A placebo-controlled animal study in rhesus monkeys exposed to an inhaled mean dose of 49 LD 50 (~2.7 X 10 6) spores (range 17 to 118 LD 50 ) of B. anthracis (Ames strain) was conducted. The minimal inhibitory concentration (MIC) of levofloxacin for the anthrax strain used in this study was 0.125 mcg/mL. In the animals studied, mean plasma concentrations of levofloxacin achieved at expected T max (1 hour post-dose) following oral dosing to steady state ranged from 2.79 to 4.87 mcg/mL. Steady state trough concentrations at 24 hours post-dose ranged from 0.107 to 0.164 mcg/mL. Mean (SD) steady state AUC 0-24 was 33.4 ± 3.2 mcg•hr/mL (range 30.4 to 36.0 mcg•h/mL). Mortality due to anthrax for animals that received a 30 day regimen of oral levofloxacin beginning 24 hrs post exposure was significantly lower (1/10), compared to the placebo group (9/10) [P = 0.0011, 2 sided Fisher’s Exact Test]. The one levofloxacin treated animal that died of anthrax did so following the 30 day drug administration period.

14.10 Plague

Efficacy studies of levofloxacin could not be conducted in humans with pneumonic plague for ethical and feasibility reasons. Therefore, approval of this indication was based on an efficacy study conducted in animals.

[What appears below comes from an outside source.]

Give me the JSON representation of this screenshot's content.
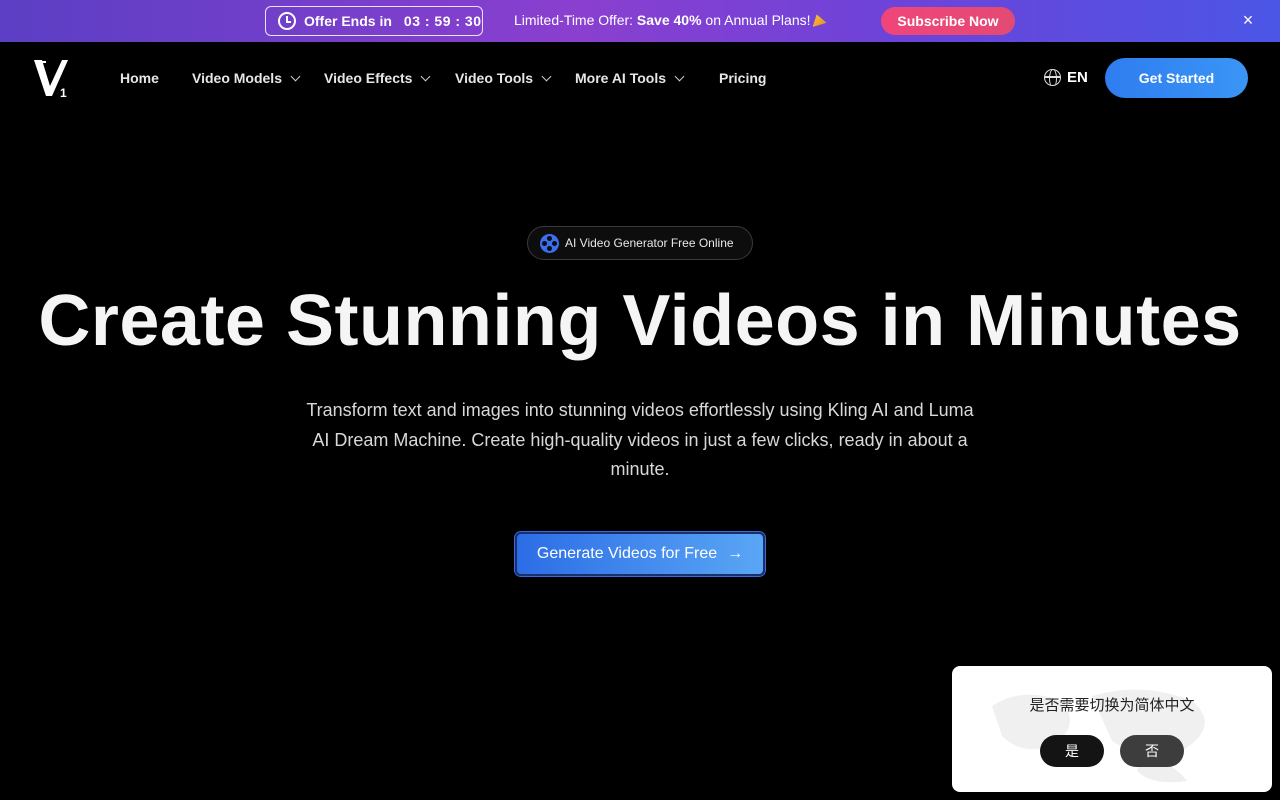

The mean plasma concentrations of levofloxacin associated with a statistically significant improvement in survival over placebo in an African green monkey model of pneumonic plague are reached or exceeded in adult and pediatric patients receiving the recommended oral and intravenous dosage regimens [ see Indications and Usage ( 1.14) , Dosage and Administration ( 2.1) , ( 2.2) ].

Levofloxacin pharmacokinetics have been evaluated in adult and pediatric patients. The mean (± SD) steady state peak plasma concentration in human adults receiving 500 mg orally or intravenously once daily is 5.7 ± 1.4 and 6.4 ± 0.8 mcg/mL, respectively; and the corresponding total plasma exposure (AUC 0-24 ) is 47.5 ± 6.7 and 54.6 ± 11.1 mcg•h/mL, respectively. The predicted steady state pharmacokinetic parameters in pediatric patients ranging in age from 6 months to 17 years receiving 8 mg/kg orally every 12 hours (not to exceed 250 mg per dose) were calculated to be comparable to those observed in adults receiving 500 mg orally once daily [ see Clinical Pharmacology ( 12.3) ].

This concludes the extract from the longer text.